What might be the effect of one journalist's public discouragement of organ donation? At first, I wasn't sure if the WSJ article deserved the attention of a careful criticism at all --so poor was the construction of this piece. I changed my mind after noticing a review of Teresi's new book in the NYT, and another (less controversial article) chosen as an Editor's Pick at Salon.com. Clearly, someone is paying attention to Teresi's articles on this subject. Even after the WSJ followed the article with a scathing letter to the editor written by a group of bioethicists and doctors, I'm afraid (and others are, too) that organ donation could suffer from Teresi's sensational portrayal of the process and motivations surrounding it. He has, among other things, exacerbated the #1 myth of organ donation --the unfounded worry that a doctor could hasten the death of a patient to harvest organs.

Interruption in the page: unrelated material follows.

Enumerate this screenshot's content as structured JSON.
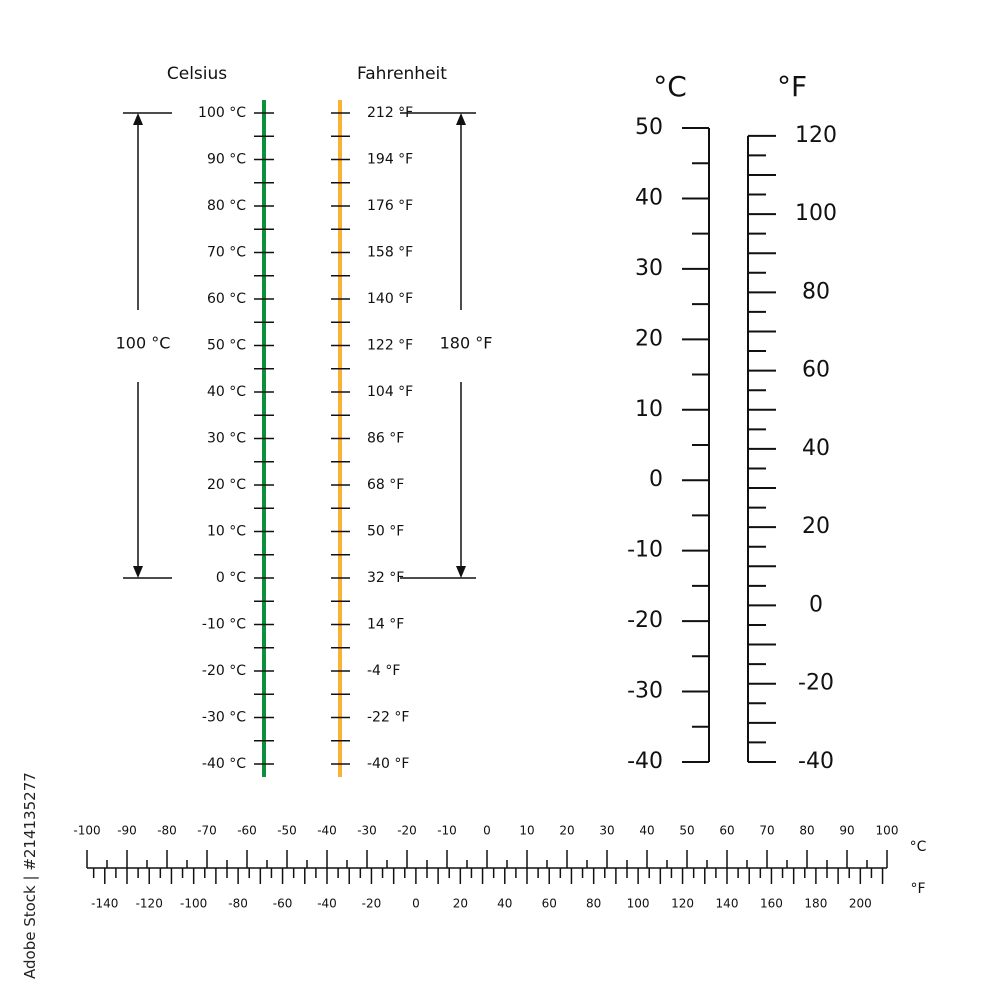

And the unfortunate part of all this is that Teresi's subject, had it been handled by a more skillful, impartial author, would have been a fascinating one to read about. The definition of death has changed as we've gained the ability to sustain life by artificial means for a very long time. I personally have a great academic interest in questions of end of life treatment, palliative care, and the contemporary euthanasia debate; these kinds of questions loom large in today's bioethical literature. Teresi had a great opportunity to apply philosophical conversations to practical healthcare policy in an accessible media venue. Instead, he confused scientific consensus with ethical debate and acted irresponsibly as both a science communicator and a journalist, potentially endangering the organ donation movement by stirring public fear.
The most interesting (and regrettable) aspect of this for me is the irrevocability of articles like Teresi's once they've been released. We have seen the lasting effects of Andrew Wakefield's ill-fated paper and its sensational coverage in the news. Once something is published, it can never be fully erased from public conscience. And one of the last-standing safeguards, it seems, is for an article like Teresi's never to have been written, published, or discussed with any seriousness at all. News outlets like the WSJ have a heightened responsibility to fact-check where obvious issues of public health and safety are involved. The WSJ editors dropped the ball on this one.
Journalists have an obligation to handle their topics with objectivity. This means providing proper context, word choice, and tone. This means consulting the right people for fact-checking and quoting them accurately. Most importantly, this means avoiding sensationalism, even when it will almost guarantee an article's popularity.